Дьякон восседает на сутунке, как на троне, и все-таки едва не упирается головою в потолок: он могуч, избушка низкоросла.
– Говори мне – ты, говори мне – ты, – кокетничает голосом начинающая хмелеть дева.
– Сану моему не подобает, извините вторично, – упирая на «о», гудит дьякон. – Окромя того, у меня дьяконица… Обретохом яко козу невелику…
Дева хохочет, припадает щекой к рясе Ферапонта, тот конфузливо отодвигается.
– Ах, простите вторично… Вы чуть-чуть опачкали щечку сажей… Дозвольте. – Он смачивает языком ладонь, проводит по девичьей щеке и насухо вытирает сырое место прокоптевшим рукавом. Щека девы покрывается густым слоем копоти. Дьякон готов провалиться сквозь землю, но, скрывая свою неловкость, говорит с хитринкой:
– Вот и побелели, душа моя. Даже совсем чистенькая, как из баньки.

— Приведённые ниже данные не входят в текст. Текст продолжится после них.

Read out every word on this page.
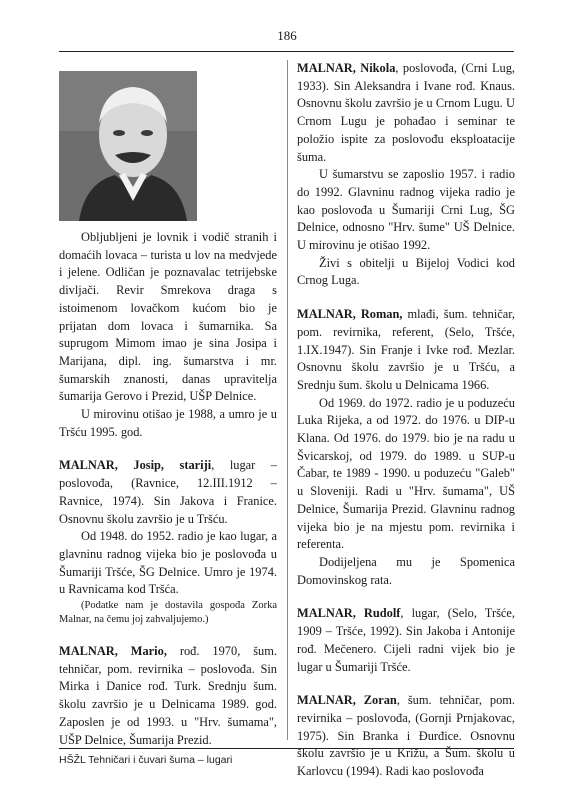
186

Obljubljeni je lovnik i vodič stranih i domaćih lovaca – turista u lov na medvjede i jelene. Odličan je poznavalac tetrijebske divljači. Revir Smrekova draga s istoimenom lovačkom kućom bio je prijatan dom lovaca i šumarnika. Sa suprugom Mimom imao je sina Josipa i Marijana, dipl. ing. šumarstva i mr. šumarskih znanosti, danas upravitelja šumarija Gerovo i Prezid, UŠP Delnice.

U mirovinu otišao je 1988, a umro je u Tršću 1995. god.

MALNAR, Josip, stariji, lugar – poslovođa, (Ravnice, 12.III.1912 – Ravnice, 1974). Sin Jakova i Franice. Osnovnu školu završio je u Tršću.

Od 1948. do 1952. radio je kao lugar, a glavninu radnog vijeka bio je poslovođa u Šumariji Tršće, ŠG Delnice. Umro je 1974. u Ravnicama kod Tršća.

(Podatke nam je dostavila gospođa Zorka Malnar, na čemu joj zahvaljujemo.)

MALNAR, Mario, rođ. 1970, šum. tehničar, pom. revirnika – poslovođa. Sin Mirka i Danice rođ. Turk. Srednju šum. školu završio je u Delnicama 1989. god. Zaposlen je od 1993. u "Hrv. šumama", UŠP Delnice, Šumarija Prezid.

MALNAR, Nikola, poslovođa, (Crni Lug, 1933). Sin Aleksandra i Ivane rođ. Knaus. Osnovnu školu završio je u Crnom Lugu. U Crnom Lugu je pohađao i seminar te položio ispite za poslovođu eksploatacije šuma.

U šumarstvu se zaposlio 1957. i radio do 1992. Glavninu radnog vijeka radio je kao poslovođa u Šumariji Crni Lug, ŠG Delnice, odnosno "Hrv. šume" UŠ Delnice. U mirovinu je otišao 1992.

Živi s obitelji u Bijeloj Vodici kod Crnog Luga.

MALNAR, Roman, mlađi, šum. tehničar, pom. revirnika, referent, (Selo, Tršće, 1.IX.1947). Sin Franje i Ivke rođ. Mezlar. Osnovnu školu završio je u Tršću, a Srednju šum. školu u Delnicama 1966.

Od 1969. do 1972. radio je u poduzeću Luka Rijeka, a od 1972. do 1976. u DIP-u Klana. Od 1976. do 1979. bio je na radu u Švicarskoj, od 1979. do 1989. u SUP-u Čabar, te 1989 - 1990. u poduzeću "Galeb" u Sloveniji. Radi u "Hrv. šumama", UŠ Delnice, Šumarija Prezid. Glavninu radnog vijeka bio je na mjestu pom. revirnika i referenta.

Dodijeljena mu je Spomenica Domovinskog rata.

MALNAR, Rudolf, lugar, (Selo, Tršće, 1909 – Tršće, 1992). Sin Jakoba i Antonije rođ. Mečenero. Cijeli radni vijek bio je lugar u Šumariji Tršće.

MALNAR, Zoran, šum. tehničar, pom. revirnika – poslovođa, (Gornji Prnjakovac, 1975). Sin Branka i Đurđice. Osnovnu školu završio je u Križu, a Šum. školu u Karlovcu (1994). Radi kao poslovođa

HŠŽL Tehničari i čuvari šuma – lugari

– Ты не Ферапонт… Ты дьякон Ахилла. Лескова читал? Знаешь?
– Лесков? Знаю. Петруха Лесков, как же! Первый пьяница у нас на Урале был.
Она взвизгивает от смеха и норовит обнять необъятную талию дьякона. Тот не сопротивляется, вздыхает: «Охо-хо» и говорит:
– Греховодница ты, девка.
– Ты любишь жену?
– Известное дело. А как иначе?
– Злой, злой, злой!.. Нехороший ты… – Она стучит кулачком по его тугому колену, кулачок покрывается сажей, а сердце мрет.
– Караул! Пропал я… – вскочил дьякон и крепко ударился головой в потолок. Как черный снег полетели хлопья копоти. – Берендей! Спектакль! Снегурочка!.. Ой, погибла моя башка!
Дева от задорного, разжигающего смеха вся распласталась на ковре.
– Ферапонт!.. Нет, вы прекрасны… Ха-ха-ха! А я нарочно… Я знала… Иди сюда, сядь. Там и без тебя сыграют.
…Берендея пришлось играть басу церковного хора Чистякову. Он пьяница, но знал ноты хорошо. В накладном седоволосом парике и бородище, увенчанный короной, в белой мантии, он сидел на троне, держал в руках выписки клавира и в диалоге со Снегурочкой помаленьку подвирал. Но хороший аккомпанемент рояля и великолепная Снегурочка спасали дело.